Savaşın Avrupa halkları üzerinde ekonomik ve sosyal açıdan yarattığı etkiler ise, ilk yıla nazaran kısmen kırılmaya başladı. Enflasyon, pandemi ve savaş öncesi dönemin üzerinde seyretmeye devam ediyor. Hayat pahalılığı, enerji ve temel gıda ürünleri fiyatları yüksek seviyede durmaya devam ediyor. AB’nin 27 ülkesinde temel gıda alanında enflasyon bu yıl yüzde 7.6 oldu.

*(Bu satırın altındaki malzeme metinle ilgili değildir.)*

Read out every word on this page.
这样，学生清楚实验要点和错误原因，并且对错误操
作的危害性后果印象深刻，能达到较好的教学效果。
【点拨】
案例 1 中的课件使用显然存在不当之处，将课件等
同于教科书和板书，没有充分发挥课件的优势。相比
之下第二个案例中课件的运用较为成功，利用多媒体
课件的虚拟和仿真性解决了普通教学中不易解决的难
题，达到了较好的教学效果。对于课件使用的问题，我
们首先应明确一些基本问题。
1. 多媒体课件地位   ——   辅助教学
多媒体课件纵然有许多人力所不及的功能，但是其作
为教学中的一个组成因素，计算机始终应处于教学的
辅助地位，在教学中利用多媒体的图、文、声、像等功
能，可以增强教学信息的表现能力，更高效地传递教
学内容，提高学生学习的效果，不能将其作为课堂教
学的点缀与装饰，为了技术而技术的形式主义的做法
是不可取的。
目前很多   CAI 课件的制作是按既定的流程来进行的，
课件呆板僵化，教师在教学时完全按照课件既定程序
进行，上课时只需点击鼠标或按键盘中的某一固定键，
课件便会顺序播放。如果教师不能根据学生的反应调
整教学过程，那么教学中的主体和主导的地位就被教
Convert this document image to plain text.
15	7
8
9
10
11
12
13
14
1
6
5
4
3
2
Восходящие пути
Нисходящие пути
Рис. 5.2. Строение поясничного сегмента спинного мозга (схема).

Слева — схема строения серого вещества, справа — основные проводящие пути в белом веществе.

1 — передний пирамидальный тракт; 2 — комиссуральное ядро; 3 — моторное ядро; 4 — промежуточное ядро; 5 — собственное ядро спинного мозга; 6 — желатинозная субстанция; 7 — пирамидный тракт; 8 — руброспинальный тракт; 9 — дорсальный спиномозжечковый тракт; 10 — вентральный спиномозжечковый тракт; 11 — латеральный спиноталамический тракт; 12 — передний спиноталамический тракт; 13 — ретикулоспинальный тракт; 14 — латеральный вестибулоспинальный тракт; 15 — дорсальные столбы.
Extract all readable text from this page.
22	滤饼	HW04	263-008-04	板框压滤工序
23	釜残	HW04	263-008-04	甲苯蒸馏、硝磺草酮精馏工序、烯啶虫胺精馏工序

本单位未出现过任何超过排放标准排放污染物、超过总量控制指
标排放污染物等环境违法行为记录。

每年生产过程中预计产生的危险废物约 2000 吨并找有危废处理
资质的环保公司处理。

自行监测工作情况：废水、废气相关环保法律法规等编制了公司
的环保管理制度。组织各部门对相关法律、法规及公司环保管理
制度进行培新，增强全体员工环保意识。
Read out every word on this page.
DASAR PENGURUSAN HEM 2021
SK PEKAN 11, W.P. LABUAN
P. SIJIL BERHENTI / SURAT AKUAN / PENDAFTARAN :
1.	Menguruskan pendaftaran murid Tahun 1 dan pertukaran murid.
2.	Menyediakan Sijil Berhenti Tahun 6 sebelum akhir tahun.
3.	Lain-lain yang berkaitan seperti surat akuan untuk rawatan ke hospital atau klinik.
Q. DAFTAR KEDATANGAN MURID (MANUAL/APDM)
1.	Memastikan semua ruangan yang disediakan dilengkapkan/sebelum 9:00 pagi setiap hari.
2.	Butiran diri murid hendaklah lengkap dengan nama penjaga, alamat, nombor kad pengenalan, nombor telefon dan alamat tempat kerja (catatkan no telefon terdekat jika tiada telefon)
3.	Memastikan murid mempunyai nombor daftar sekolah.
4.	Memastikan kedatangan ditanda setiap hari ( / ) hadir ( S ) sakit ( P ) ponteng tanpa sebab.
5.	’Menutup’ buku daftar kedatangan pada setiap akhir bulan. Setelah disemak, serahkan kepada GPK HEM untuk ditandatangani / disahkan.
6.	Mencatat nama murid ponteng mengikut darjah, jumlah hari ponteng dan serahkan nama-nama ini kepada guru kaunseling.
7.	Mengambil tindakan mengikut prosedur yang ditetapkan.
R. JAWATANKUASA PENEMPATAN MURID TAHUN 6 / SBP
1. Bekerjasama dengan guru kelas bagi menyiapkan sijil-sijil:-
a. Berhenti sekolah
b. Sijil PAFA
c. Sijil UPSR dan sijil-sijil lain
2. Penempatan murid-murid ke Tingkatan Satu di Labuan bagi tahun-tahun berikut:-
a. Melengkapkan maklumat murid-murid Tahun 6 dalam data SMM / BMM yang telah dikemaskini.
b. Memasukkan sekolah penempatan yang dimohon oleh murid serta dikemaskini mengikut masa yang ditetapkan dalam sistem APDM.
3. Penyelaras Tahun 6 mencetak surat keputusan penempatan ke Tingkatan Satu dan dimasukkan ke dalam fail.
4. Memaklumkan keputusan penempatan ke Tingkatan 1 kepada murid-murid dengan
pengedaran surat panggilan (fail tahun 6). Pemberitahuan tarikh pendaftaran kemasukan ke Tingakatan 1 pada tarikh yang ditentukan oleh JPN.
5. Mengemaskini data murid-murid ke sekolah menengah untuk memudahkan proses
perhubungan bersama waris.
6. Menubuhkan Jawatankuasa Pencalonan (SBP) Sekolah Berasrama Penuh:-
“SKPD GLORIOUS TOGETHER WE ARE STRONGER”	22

Ücretler ise yerinde saymayı sürdürdü. Sendikaların, enflasyonun üzerinde ücret artışı talebiyle başlattığı toplu sözleşme görüşmeleri ya enflasyon seviyesinde ya da altında bağıtlanan sözleşmelerle sonuçlandı. Pek çok ülkede ücretlere enflasyon üzerinde zam yapılması talebiyle uyarı grevleri gerçekleştirildi. Bir kısmı da halen devam ediyor.
Emek mücadelesinde en büyük kavga elbette Fransa’da emeklilik yaşının yükseltilmesine karşı verildi. Aylarca kitlesel eylemler ve grevlerle devam eden mücadeleye rağmen Cumhurbaşkanı Macron parlamentoyu da devre dışında bırakarak emeklilik yaşını 62’den 64’e çıkardı.
Sertleşen emperyalist paylaşım mücadelesi ve ona bağlı artan silahlanma, savaş tehdidi, hayat pahalılığı ve ekonomik sorunlar, kıta Avrupa’sında orta sınıflardan başlayarak geniş emekçi kitleleri arasında gelecek kaygısını savaş öncesi döneme göre önemli şekilde artırdı.